SAFLARI SIKLAŞTIRALIM ÇOCUKLAR
Turizm Bakanı Ersoy, Bodrum'da yeni yapacağı tatil köyüne 25 bin metrekarelik orman arazisinin de dahil edilmesi için, Turizm Bakanlığı'na başvurdu. Turizm Bakanı Ersoy, Turizm Bakanı Ersoy'un başvurusunu uygun bulup, onayladı.
Dolmabahçe Müzesi’ndeki 92kg’lık altın vazolar, Zeugma müzesinde 9 milyon dolar değerindeki 10 eser, MSÜ Müzesi’nde 404 eser, Resim ve Heykel Müzesi'nde toplam 250 milyon dolar değerinde 302 tablo ve Batman Müzesi'nde 20 altın sikke kayıp. Belki daha fazlası kayıptır, bunlar benim denk geldiklerim.
Kamu düzeni bahane edilerek, Eskişehir’de 10-24 Mayıs arasındaki festivaller yasaklandı. Festival Valilik izniyle 9-12 Haziran tarihlerine ertelendi. Yasağın gerekçesi olarak da, "huzur ortamı ile kamu düzeni ve kamu güvenliğinin sağlanması, suç işlenmesinin önlenmesi, başkalarının hak ve özgürlüklerinin, genel asayişin korunması ile şiddet olaylarının yaygınlaşmasının önlenmesi" gösterildi.

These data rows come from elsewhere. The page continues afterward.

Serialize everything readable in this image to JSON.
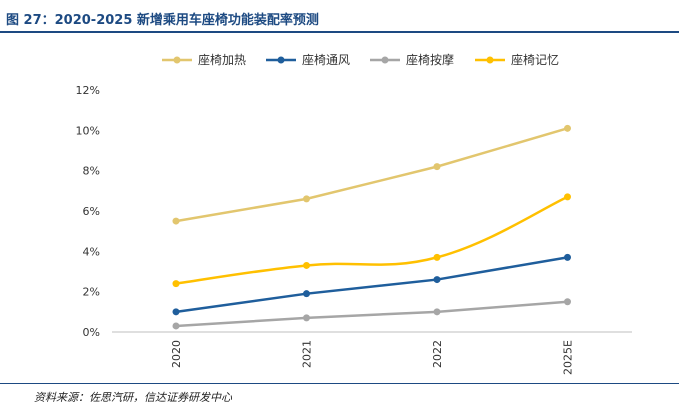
{
  "figure": {
    "title": "图 27：2020-2025 新增乘用车座椅功能装配率预测",
    "source": "资料来源：佐思汽研，信达证券研发中心"
  },
  "chart_data": {
    "type": "line",
    "title": "",
    "xlabel": "",
    "ylabel": "",
    "categories": [
      "2020",
      "2021",
      "2022",
      "2025E"
    ],
    "ylim": [
      0,
      12
    ],
    "yticks": [
      "0%",
      "2%",
      "4%",
      "6%",
      "8%",
      "10%",
      "12%"
    ],
    "grid": false,
    "legend": "top",
    "series": [
      {
        "name": "座椅加热",
        "color": "#e2c66e",
        "smooth": false,
        "values": [
          5.5,
          6.6,
          8.2,
          10.1
        ]
      },
      {
        "name": "座椅通风",
        "color": "#1f5e9c",
        "smooth": false,
        "values": [
          1.0,
          1.9,
          2.6,
          3.7
        ]
      },
      {
        "name": "座椅按摩",
        "color": "#a6a6a6",
        "smooth": false,
        "values": [
          0.3,
          0.7,
          1.0,
          1.5
        ]
      },
      {
        "name": "座椅记忆",
        "color": "#ffc000",
        "smooth": true,
        "values": [
          2.4,
          3.3,
          3.7,
          6.7
        ]
      }
    ]
  }
}
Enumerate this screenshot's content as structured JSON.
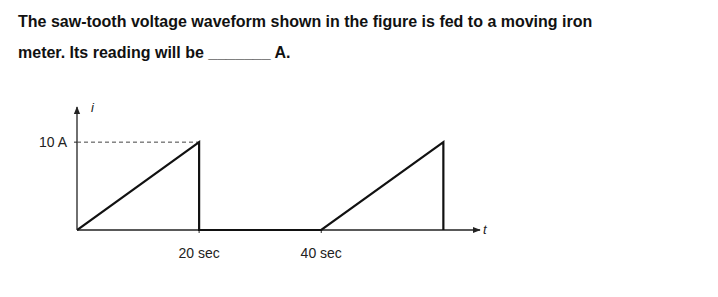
{
  "question": {
    "lines": [
      "The saw-tooth voltage waveform shown in the figure is fed to a moving iron",
      "meter. Its reading will be _______ A."
    ]
  },
  "chart_data": {
    "type": "line",
    "x_label": "t",
    "y_label": "i",
    "x": [
      0,
      20,
      20,
      40,
      60,
      60
    ],
    "values": [
      0,
      10,
      0,
      0,
      10,
      0
    ],
    "color": "#111111",
    "xlim": [
      0,
      66
    ],
    "ylim": [
      0,
      14
    ],
    "xticks": [
      {
        "value": 20,
        "label": "20 sec"
      },
      {
        "value": 40,
        "label": "40 sec"
      }
    ],
    "yticks": [
      {
        "value": 10,
        "label": "10 A"
      }
    ],
    "grid": false
  }
}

Yargıtay, CHP İstanbul İl Başkanı Canan Kaftancıoğlu'nun 4 yıl 11 ay 20 günlük hapis cezasını onadı. Canan Kaftancıoğlu'na siyasi yasak getirildi.
Ekrem İmamoğlu hakkında YSK üyelerine hakaret iddiasıyla açılan davada, 1 Haziran’da karar duruşması görülecek. Son duruşmada savcı, İmamoğlu’na ceza verilmesini talep etmişti. Talepler arasında siyasi yasak da mevcut.

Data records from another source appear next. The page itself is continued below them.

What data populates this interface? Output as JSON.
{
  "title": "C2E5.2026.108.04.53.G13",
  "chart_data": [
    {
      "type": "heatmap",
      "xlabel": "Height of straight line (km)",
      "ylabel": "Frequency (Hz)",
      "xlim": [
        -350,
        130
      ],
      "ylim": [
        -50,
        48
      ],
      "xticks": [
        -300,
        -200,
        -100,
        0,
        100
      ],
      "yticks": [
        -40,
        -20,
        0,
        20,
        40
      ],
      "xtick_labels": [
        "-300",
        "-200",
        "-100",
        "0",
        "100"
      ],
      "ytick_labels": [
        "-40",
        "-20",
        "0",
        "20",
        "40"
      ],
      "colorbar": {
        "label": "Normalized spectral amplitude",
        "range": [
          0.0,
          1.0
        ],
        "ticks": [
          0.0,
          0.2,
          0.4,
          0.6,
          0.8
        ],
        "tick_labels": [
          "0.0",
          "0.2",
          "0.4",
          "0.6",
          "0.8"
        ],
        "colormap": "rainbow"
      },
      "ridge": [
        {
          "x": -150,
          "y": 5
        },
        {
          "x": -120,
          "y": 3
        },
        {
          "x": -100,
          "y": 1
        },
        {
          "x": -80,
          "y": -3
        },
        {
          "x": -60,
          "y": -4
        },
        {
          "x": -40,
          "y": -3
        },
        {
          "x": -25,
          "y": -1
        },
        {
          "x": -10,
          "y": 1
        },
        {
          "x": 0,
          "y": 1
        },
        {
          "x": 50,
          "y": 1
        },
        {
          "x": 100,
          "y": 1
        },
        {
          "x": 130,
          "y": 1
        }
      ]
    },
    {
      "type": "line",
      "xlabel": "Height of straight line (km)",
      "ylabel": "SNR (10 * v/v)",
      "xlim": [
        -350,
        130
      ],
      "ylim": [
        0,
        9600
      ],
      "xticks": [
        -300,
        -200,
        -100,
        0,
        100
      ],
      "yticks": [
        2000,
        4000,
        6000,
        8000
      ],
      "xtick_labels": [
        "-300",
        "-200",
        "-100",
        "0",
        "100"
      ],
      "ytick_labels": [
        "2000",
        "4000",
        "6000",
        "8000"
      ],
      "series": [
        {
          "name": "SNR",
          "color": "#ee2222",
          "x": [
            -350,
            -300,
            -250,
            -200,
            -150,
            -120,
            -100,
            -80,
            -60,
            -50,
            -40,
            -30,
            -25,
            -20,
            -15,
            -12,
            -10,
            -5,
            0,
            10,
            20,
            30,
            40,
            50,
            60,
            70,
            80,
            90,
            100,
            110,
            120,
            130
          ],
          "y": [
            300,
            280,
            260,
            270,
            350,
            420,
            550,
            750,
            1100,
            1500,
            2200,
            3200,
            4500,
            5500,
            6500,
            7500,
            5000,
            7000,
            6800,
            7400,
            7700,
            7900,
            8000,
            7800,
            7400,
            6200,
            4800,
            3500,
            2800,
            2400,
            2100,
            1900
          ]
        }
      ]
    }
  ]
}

Bu hafta Nagehan Alçı’nın içinde bulunduğu kare ve sonraki açıklamaları yüzünden Ekrem İmamoğlu’na sert eleştirilerde bulunuldu. Eleştirmekte haklı mıydık? Kesinlikle. Ancak hızlıca linç formatına geçen, ses tonunu yükselten, iptal kültürüne yaklaşan yorumlardan uzak durmak zorundayız. Son zamanlarda kendini yüce muhalif ilan eden Nagehan Alçı, bugün Mansur Yavaş’a çıkıştı. Geçen hafta Ekrem İmamoğlu krizi çıkardıktan sonra, bugün Mansur Yavaş’a yüklenmesinin tesadüf olduğunu düşünmüyorum.

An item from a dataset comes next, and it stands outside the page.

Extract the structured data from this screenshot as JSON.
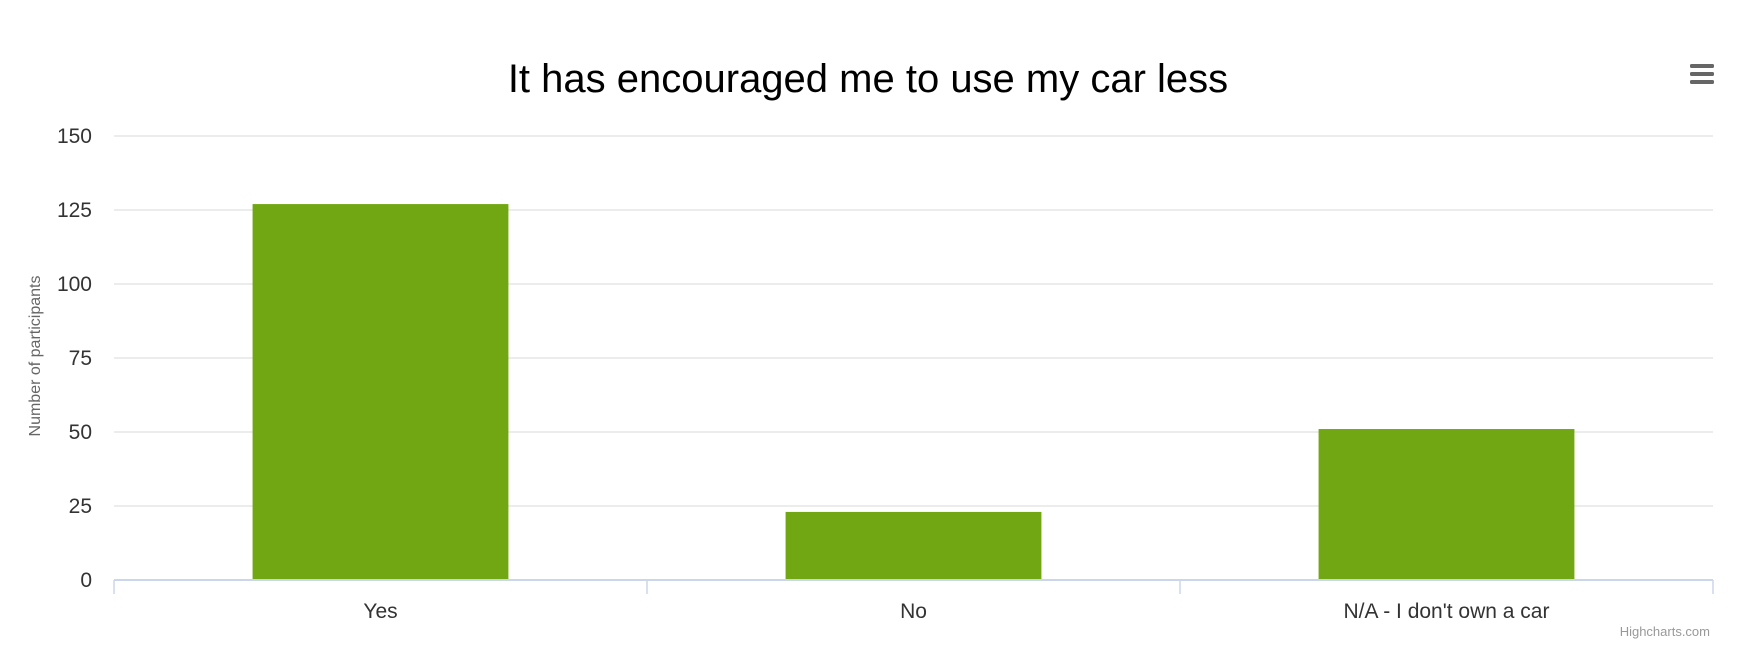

Özgün Emre Koç’un bir yayındaki betimlemesini anmak isterim. Demişti ki; "Biz oyuncu seçmeye, hakem kim olacak onu tahmin etmeye çalışırken; karşı takım saha çizgilerinin yerini değiştiriyor, topun içine taş koyuyor. Her türlü senaryoyu düşünmek zorundayız artık."
Katılıyorum. Mesela "250 bin dolarlık yatırım ile vatandaşlık satın alanlar seçimde oy kullanmaya gelmez" diyoruz; düşünmemiz gereken asıl kısım, onların adına oy kullanılıp kullanılamayacağı.
Safları sıklaştıralım, tüm kavgaları iktidar değiştikten sonrasına bırakalım. Geldiğimiz noktada; yaşadığımız ülkeyi, kendimizi, gençlerimizi, çocuklarımızı, doğamızı, tarihi eserlerimizi, kültürümüzü, sanat eserlerimizi, hayvanlarımızı, sınırlarımızı, özgürlüğümüzü, hukukumuzu, yaşam alanımızı aynı anda korumak zorundayız; hem de asıl koruması gereken devlete karşı.